The parents or other family members of the bride being away from the scene of commission of crime are not in a position to give direct evidence which may inculpate the real accused except regarding the demand of money or dowry and harassment caused to the bride. But, it does not mean that a crime committed in secrecy or inside the house should go unpunished."

20. Highlighting the shifting of the burden of proof under Section 106 of the IE Act in cases of this type, the Supreme Court further observed in Trimukh Maroti Kirkan v. State of Maharashtra (supra) as under:

"14. If an offence takes place inside the privacy of a house and in such circumstances where the assailants have all the opportunity to plan and commit the offence at the time and in circumstances of their choice, it will be extremely difficult for the prosecution to lead evidence to establish the guilt of the accused if the strict principle of circumstantial evidence, as noticed above, is insisted upon by the Courts. A Judge does not preside over a criminal trial merely to see that no innocent man is punished. A Judge also presides to see that a guilty man does not escape. Both are public duties. (See Stirland v. Director of Public Prosecution 1944 AC 315 quoted with approval by Arijit Pasayat, J. in State of Punjab vs. Karnail Singh (2003) 11 SCC 271). The law does not enjoin a duty on the prosecution to lead evidence of such character which is almost impossible to be led or at any rate extremely difficult to be led. The duty on the prosecution is to lead such evidence which it is capable of leading, having regard to the facts and circumstances of the case. Here it is necessary to keep in mind Section 106 of the Evidence Act which says that when any fact is especially within the knowledge of any person, the burden of proving that fact is upon him. Illustration (b) appended to this section throws some light on the content and scope of this provision and it reads:

(b) A is charged with travelling on a railway without ticket. The burden of proving that he had a ticket is on him."

15. Where an offence like murder is committed in secrecy inside a house, the initial burden to establish the case would undoubtedly be upon the prosecution, but the nature and amount of evidence to be led by it to establish the charge cannot be of the same degree as is required in other cases of circumstantial evidence. The burden would be of a comparatively lighter character. In view of Section 106 of the Evidence Act there will be a corresponding burden on the inmates of the house to give a cogent explanation as to how the crime was committed. The inmates of the house cannot get away by simply keeping quiet and offering no explanation on the supposed premise that the burden to establish its case lies entirely upon the prosecution and there is no duty at all on an accused to offer any explanation."

21. In the present case, the hurried cremation of the deceased by the accused persons without informing her parents or relations links to a very strong inference of their culpability in the crime. In State of West Bengal v. Mir Mohammad Omar (2000) 8 SCC 382, the Supreme Court took note of Section 106 of the IE Act and held as under:

"31. The pristine rule that the burden of proof is on the prosecution to prove the guilt of the accused should not be taken as a fossilised doctrine as though it admits no process of intelligent reasoning.
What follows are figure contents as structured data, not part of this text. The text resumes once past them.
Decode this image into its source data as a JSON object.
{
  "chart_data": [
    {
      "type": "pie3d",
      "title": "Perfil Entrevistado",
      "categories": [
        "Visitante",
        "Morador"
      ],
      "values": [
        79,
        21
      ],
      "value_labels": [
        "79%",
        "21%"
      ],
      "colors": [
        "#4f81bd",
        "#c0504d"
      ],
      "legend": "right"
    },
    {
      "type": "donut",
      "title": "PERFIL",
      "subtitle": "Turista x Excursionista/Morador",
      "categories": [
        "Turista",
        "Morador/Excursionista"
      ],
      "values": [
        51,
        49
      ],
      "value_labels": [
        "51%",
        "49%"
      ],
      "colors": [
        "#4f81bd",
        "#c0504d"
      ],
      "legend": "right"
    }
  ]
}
The doctrine of presumption is not alien to the above rule, nor would it impair the temper of the rule. On the other hand, if the traditional rule relating to burden of proof of the prosecution is allowed to be wrapped in pedantic coverage the offenders in serious offences would be the major beneficiaries, and the society would be the casualty.

32. In this case, when prosecution succeeded in establishing the afore-narrated circumstances, the court has to presume the existence of certain facts. Presumption is a course recognised by the law for the court to rely on in conditions such as this.
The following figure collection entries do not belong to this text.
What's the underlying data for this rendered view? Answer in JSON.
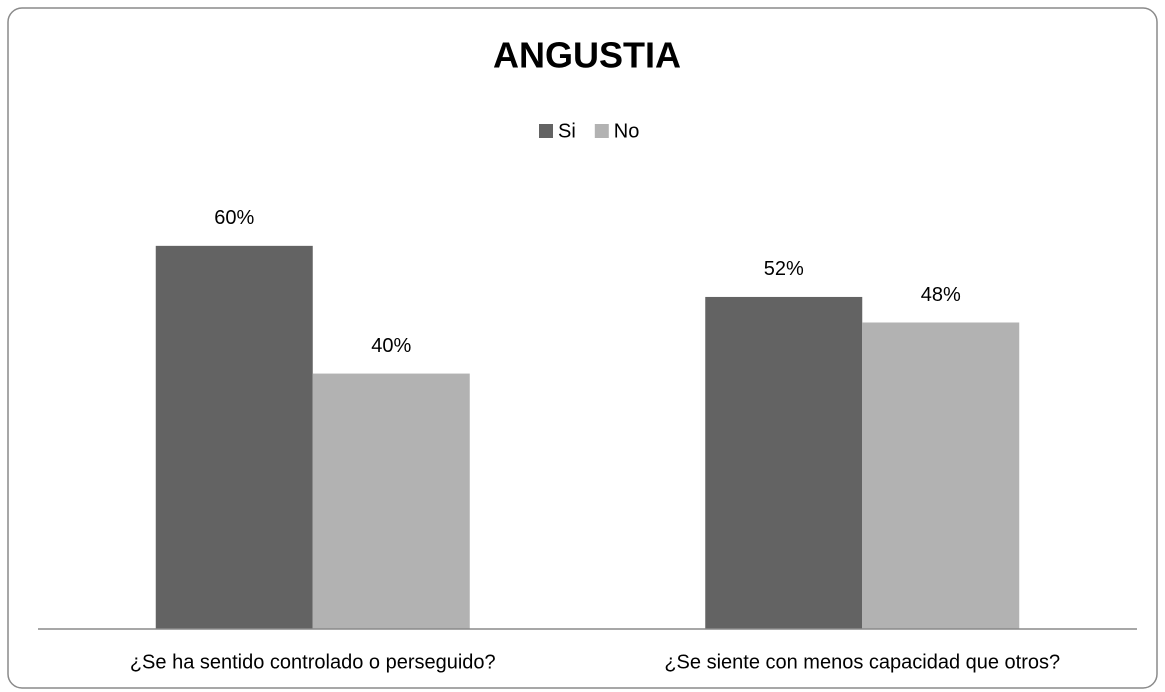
{
  "chart_data": {
    "type": "bar",
    "title": "ANGUSTIA",
    "categories": [
      "¿Se ha sentido controlado o perseguido?",
      "¿Se siente con menos capacidad que otros?"
    ],
    "series": [
      {
        "name": "Si",
        "color": "#636363",
        "values": [
          60,
          52
        ],
        "value_labels": [
          "60%",
          "52%"
        ]
      },
      {
        "name": "No",
        "color": "#b2b2b2",
        "values": [
          40,
          48
        ],
        "value_labels": [
          "40%",
          "48%"
        ]
      }
    ],
    "ylim": [
      0,
      70
    ],
    "legend": "top"
  }
}
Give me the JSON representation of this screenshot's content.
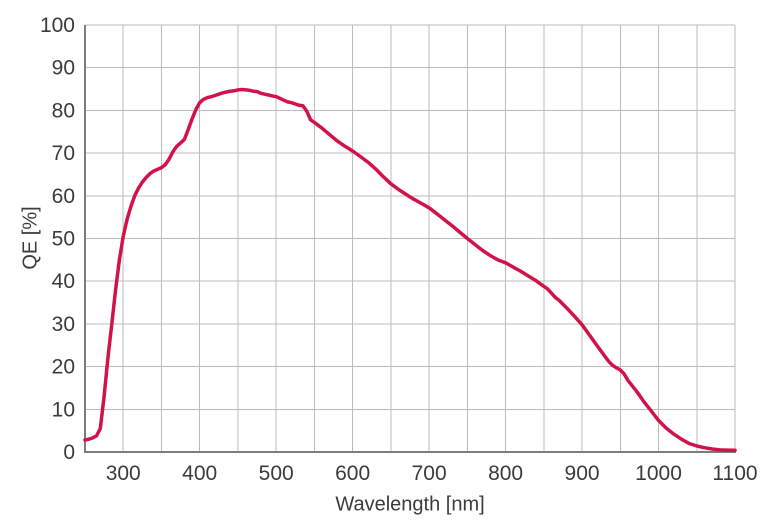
{
  "figure": {
    "background": "#ffffff"
  },
  "chart_data": {
    "type": "line",
    "title": "",
    "xlabel": "Wavelength [nm]",
    "ylabel": "QE [%]",
    "xlim": [
      250,
      1100
    ],
    "ylim": [
      0,
      100
    ],
    "grid": true,
    "legend_position": "none",
    "x_grid_step": 50,
    "y_grid_step": 10,
    "x_tick_labels": [
      300,
      400,
      500,
      600,
      700,
      800,
      900,
      1000,
      1100
    ],
    "y_tick_labels": [
      0,
      10,
      20,
      30,
      40,
      50,
      60,
      70,
      80,
      90,
      100
    ],
    "colors": {
      "line": "#d1134a",
      "gridline": "#bcbcbc",
      "axis": "#7d7d7d",
      "text": "#3b3b3b"
    },
    "series": [
      {
        "name": "QE",
        "color": "#d1134a",
        "line_width": 3.5,
        "x": [
          250,
          255,
          260,
          265,
          270,
          275,
          280,
          285,
          290,
          295,
          300,
          305,
          310,
          315,
          320,
          325,
          330,
          335,
          340,
          345,
          350,
          355,
          360,
          365,
          370,
          375,
          380,
          385,
          390,
          395,
          400,
          405,
          410,
          415,
          420,
          425,
          430,
          435,
          440,
          445,
          450,
          455,
          460,
          465,
          470,
          475,
          480,
          485,
          490,
          495,
          500,
          505,
          510,
          515,
          520,
          525,
          530,
          535,
          540,
          545,
          550,
          555,
          560,
          570,
          580,
          590,
          600,
          610,
          620,
          630,
          640,
          650,
          660,
          670,
          680,
          690,
          700,
          710,
          720,
          730,
          740,
          750,
          760,
          770,
          780,
          790,
          800,
          810,
          820,
          830,
          840,
          850,
          855,
          860,
          865,
          870,
          880,
          890,
          900,
          910,
          920,
          930,
          935,
          940,
          945,
          950,
          955,
          960,
          970,
          975,
          980,
          990,
          1000,
          1010,
          1020,
          1030,
          1040,
          1050,
          1060,
          1070,
          1080,
          1090,
          1100
        ],
        "y": [
          2.8,
          3.0,
          3.3,
          3.8,
          5.5,
          13,
          22,
          30,
          38,
          45,
          50.5,
          54.5,
          57.5,
          60,
          61.8,
          63.2,
          64.3,
          65.2,
          65.8,
          66.2,
          66.6,
          67.3,
          68.6,
          70.3,
          71.6,
          72.4,
          73.2,
          75.5,
          78,
          80.2,
          81.8,
          82.6,
          83.0,
          83.2,
          83.5,
          83.8,
          84.1,
          84.3,
          84.5,
          84.6,
          84.8,
          84.9,
          84.8,
          84.7,
          84.5,
          84.4,
          84.0,
          83.8,
          83.6,
          83.4,
          83.2,
          82.8,
          82.4,
          82.0,
          81.8,
          81.5,
          81.2,
          81.1,
          79.8,
          77.8,
          77.2,
          76.5,
          75.8,
          74.3,
          72.8,
          71.6,
          70.5,
          69.2,
          67.9,
          66.3,
          64.5,
          62.8,
          61.5,
          60.3,
          59.2,
          58.2,
          57.2,
          55.8,
          54.4,
          53.0,
          51.5,
          50.0,
          48.6,
          47.2,
          46.0,
          45.0,
          44.3,
          43.3,
          42.3,
          41.2,
          40.1,
          38.8,
          38.2,
          37.2,
          36.2,
          35.5,
          33.7,
          31.8,
          29.8,
          27.3,
          24.8,
          22.4,
          21.2,
          20.3,
          19.7,
          19.2,
          18.3,
          16.8,
          14.5,
          13.3,
          12.0,
          9.7,
          7.4,
          5.6,
          4.2,
          3.0,
          2.0,
          1.4,
          1.0,
          0.7,
          0.5,
          0.45,
          0.4
        ]
      }
    ]
  }
}
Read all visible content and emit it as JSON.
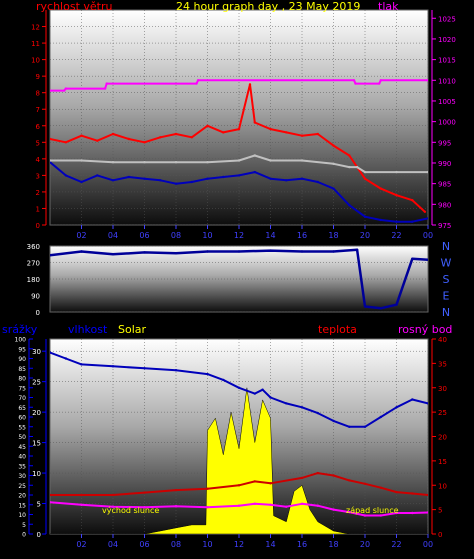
{
  "colors": {
    "red": "#ff0000",
    "blue": "#0000bb",
    "magenta": "#ff00ff",
    "yellow": "#ffff00",
    "silver": "#c0c0c0",
    "navy": "#000099",
    "darkred": "#cc0000",
    "bg": "#000000"
  },
  "chart_data": [
    {
      "type": "line",
      "title": "24 hour graph day , 23 May 2019",
      "left_axis_title": "rychlost větru",
      "right_axis_title": "tlak",
      "x_ticks": [
        "02",
        "04",
        "06",
        "08",
        "10",
        "12",
        "14",
        "16",
        "18",
        "20",
        "22",
        "00"
      ],
      "y_left_ticks": [
        "0",
        "1",
        "2",
        "3",
        "4",
        "5",
        "6",
        "7",
        "8",
        "9",
        "10",
        "11",
        "12"
      ],
      "y_right_ticks": [
        "975",
        "980",
        "985",
        "990",
        "995",
        "1000",
        "1005",
        "1010",
        "1015",
        "1020",
        "1025"
      ],
      "xlim": [
        0,
        24
      ],
      "ylim_left": [
        0,
        13
      ],
      "ylim_right": [
        975,
        1027
      ],
      "series": [
        {
          "role": "gust",
          "color": "red",
          "axis": "left",
          "x": [
            0,
            1,
            2,
            3,
            4,
            5,
            6,
            7,
            8,
            9,
            10,
            11,
            12,
            12.7,
            13,
            14,
            15,
            16,
            17,
            18,
            19,
            20,
            21,
            22,
            23,
            23.8
          ],
          "y": [
            5.2,
            5.0,
            5.4,
            5.1,
            5.5,
            5.2,
            5.0,
            5.3,
            5.5,
            5.3,
            6.0,
            5.6,
            5.8,
            8.5,
            6.2,
            5.8,
            5.6,
            5.4,
            5.5,
            4.8,
            4.2,
            2.8,
            2.2,
            1.8,
            1.5,
            0.8
          ]
        },
        {
          "role": "avg_wind",
          "color": "blue",
          "axis": "left",
          "x": [
            0,
            1,
            2,
            3,
            4,
            5,
            6,
            7,
            8,
            9,
            10,
            11,
            12,
            13,
            14,
            15,
            16,
            17,
            18,
            19,
            20,
            21,
            22,
            23,
            24
          ],
          "y": [
            3.8,
            3.0,
            2.6,
            3.0,
            2.7,
            2.9,
            2.8,
            2.7,
            2.5,
            2.6,
            2.8,
            2.9,
            3.0,
            3.2,
            2.8,
            2.7,
            2.8,
            2.6,
            2.2,
            1.2,
            0.5,
            0.3,
            0.2,
            0.2,
            0.4
          ]
        },
        {
          "role": "wind_level",
          "color": "silver",
          "axis": "left",
          "x": [
            0,
            2,
            4,
            6,
            8,
            10,
            12,
            13,
            14,
            16,
            18,
            19,
            19.5,
            20,
            22,
            24
          ],
          "y": [
            3.9,
            3.9,
            3.8,
            3.8,
            3.8,
            3.8,
            3.9,
            4.2,
            3.9,
            3.9,
            3.7,
            3.5,
            3.5,
            3.2,
            3.2,
            3.2
          ]
        },
        {
          "role": "pressure",
          "color": "magenta",
          "axis": "right",
          "x": [
            0,
            0.9,
            1.0,
            3.5,
            3.6,
            9.3,
            9.4,
            19.3,
            19.4,
            20.9,
            21.0,
            24
          ],
          "y": [
            1007.5,
            1007.5,
            1008.0,
            1008.0,
            1009.2,
            1009.2,
            1010.0,
            1010.0,
            1009.2,
            1009.2,
            1010.0,
            1010.0
          ]
        }
      ]
    },
    {
      "type": "line",
      "y_ticks": [
        "360",
        "270",
        "180",
        "90",
        "0"
      ],
      "directions": [
        "N",
        "W",
        "S",
        "E",
        "N"
      ],
      "ylim": [
        0,
        360
      ],
      "series": [
        {
          "role": "wind_direction",
          "color": "navy",
          "x": [
            0,
            2,
            4,
            6,
            8,
            10,
            12,
            14,
            16,
            18,
            19.5,
            20,
            21,
            22,
            23,
            24
          ],
          "y": [
            310,
            330,
            315,
            325,
            320,
            330,
            330,
            335,
            330,
            330,
            340,
            30,
            20,
            40,
            290,
            285
          ]
        }
      ]
    },
    {
      "type": "line",
      "labels": {
        "rain": "srážky",
        "humidity": "vlhkost",
        "solar": "Solar",
        "temp": "teplota",
        "dew": "rosný bod"
      },
      "annotations": {
        "sunrise": "východ slunce",
        "sunset": "západ slunce"
      },
      "x_ticks": [
        "02",
        "04",
        "06",
        "08",
        "10",
        "12",
        "14",
        "16",
        "18",
        "20",
        "22",
        "00"
      ],
      "y_left_outer_ticks": [
        "0",
        "5",
        "10",
        "15",
        "20",
        "25",
        "30",
        "35",
        "40",
        "45",
        "50",
        "55",
        "60",
        "65",
        "70",
        "75",
        "80",
        "85",
        "90",
        "95",
        "100"
      ],
      "y_left_inner_ticks": [
        "0",
        "5",
        "10",
        "15",
        "20",
        "25",
        "30"
      ],
      "y_right_ticks": [
        "0",
        "5",
        "10",
        "15",
        "20",
        "25",
        "30",
        "35",
        "40"
      ],
      "xlim": [
        0,
        24
      ],
      "humidity_lim": [
        0,
        100
      ],
      "solar_lim": [
        0,
        32
      ],
      "temp_lim": [
        0,
        40
      ],
      "series": [
        {
          "role": "humidity",
          "color": "blue",
          "x": [
            0,
            1,
            2,
            4,
            6,
            8,
            10,
            11,
            12,
            13,
            13.5,
            14,
            15,
            16,
            17,
            18,
            19,
            20,
            21,
            22,
            23,
            24
          ],
          "y": [
            93,
            90,
            87,
            86,
            85,
            84,
            82,
            79,
            75,
            72,
            74,
            70,
            67,
            65,
            62,
            58,
            55,
            55,
            60,
            65,
            69,
            67
          ]
        },
        {
          "role": "solar",
          "color": "yellow",
          "x": [
            0,
            5,
            6,
            7,
            8,
            9,
            9.9,
            10,
            10.5,
            11,
            11.5,
            12,
            12.5,
            13,
            13.5,
            14,
            14.2,
            15,
            15.5,
            16,
            16.5,
            17,
            18,
            19,
            20,
            24
          ],
          "y": [
            0,
            0,
            0,
            0.5,
            1,
            1.5,
            1.5,
            17,
            19,
            13,
            20,
            14,
            24,
            15,
            22,
            19,
            3,
            2,
            7,
            8,
            4,
            2,
            0.5,
            0,
            0,
            0
          ]
        },
        {
          "role": "temperature",
          "color": "darkred",
          "x": [
            0,
            2,
            4,
            6,
            8,
            10,
            12,
            13,
            14,
            16,
            17,
            18,
            19,
            20,
            21,
            22,
            23,
            24
          ],
          "y": [
            8,
            8,
            8,
            8.5,
            9,
            9.3,
            10,
            10.8,
            10.4,
            11.5,
            12.5,
            12,
            11,
            10.3,
            9.5,
            8.6,
            8.3,
            8
          ]
        },
        {
          "role": "dew_point",
          "color": "magenta",
          "x": [
            0,
            2,
            4,
            6,
            8,
            10,
            12,
            13,
            14,
            15,
            16,
            17,
            18,
            19,
            20,
            21,
            22,
            23,
            24
          ],
          "y": [
            6.5,
            6,
            5.6,
            5.5,
            5.7,
            5.5,
            5.8,
            6.2,
            6,
            5.6,
            6.2,
            5.8,
            5,
            4.5,
            3.8,
            3.8,
            4.3,
            4.3,
            4.4
          ]
        }
      ]
    }
  ]
}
33. Presumption of fact is an inference as to the existence of one fact from the existence of some other facts, unless the truth of such inference is disproved. Presumption of fact is a rule in law of evidence that a fact otherwise doubtful may be inferred from certain other proved facts. When inferring the existence of a fact from other set of proved facts, the court exercises a process of reasoning and reaches a logical conclusion as the most probable position. The above principle has gained legislative recognition in India when Section 114 is incorporated in the Evidence Act. It empowers the court to presume the existence of any fact which it thinks likely to have happened. In that process court shall have regard to the common course of natural events, human conduct etc. in relation to the facts of the case."

22. Likewise, in Darshan Singh v. State of Rajasthan (supra), where there were no eye-witnesses to the crime of murder of a young woman of 22 years whose dead body had already been cremated, the Supreme Court affirmed the conviction in the above circumstances.

23. In the present case, the accused persons had failed to discharge the burden of showing the circumstances under which the deceased died. The explanation offered by them that she died out of diarrhoea has not been proved by them. The evidence of DWs-1 and 2 in this regard is totally unconvincing and has been rightly rejected by the trial Court.

24. Again in Trimukh Maroti Kirkan v. State of Maharashtra (supra), it was observed as under:

"21. In a case based on circumstantial evidence where no eye-witness account is available, there is another principle of law which must be kept in mind. The principle is that when an incriminating circumstance is put to the accused and the said accused either offers no explanation or offers an explanation which is found to be untrue, then the same becomes an additional link in the chain of circumstances to make it complete. This view has been taken in a catena of decisions of this Court. [See State of Tamil Nadu v. Rajendran (1999) 8 SCC 679 (para 6); State of U.P. v. Dr. Ravindra Prakash Mittal (1992) 3 SSC 300 (para 39 AIR para 40); State of Maharashtra v. Suresh (2000) 1 SCC 471 (para

27); Ganesh Lal v. State of Rajasthan (2002) 1 SCC 731 (para 15) and Gulab Chand v. State of M.P. (1995) 3 SCC 574 (para 4)].

25. That the deceased was subjected to cruelty shortly before her death has been adequately proved not only by her own mother PW-11 who had noticed injury marks on her body when she visited but also the evidence of her co-villager who visited the village of the accused and was informed by other villagers there about the ill-treatment given to the deceased by the accused.

26. The Court is, therefore, satisfied that the trial Court has committed no error in holding each of the circumstances highlighted hereinbefore, to have been proved and the chain of circumstances being complete and pointing unerringly to the guilt of the three Appellants and to no one else.

27. Consequently, this Court is not inclined to interfere with the impugned judgment of the trial Court. The appeal is accordingly dismissed but, in the circumstances with no order as to costs. The bail bonds of the Appellants are hereby cancelled. They are directed to surrender forthwith and, in any event, not later than 17th October, 2022 failing which, the IIC of the concerned Police Station will take immediate steps to take them into custody for serving out their remainder of the sentences.

(S. Muralidhar) Chief Justice

(Chittaranjan Dash) Judge S. Behera/ Jr. Steno.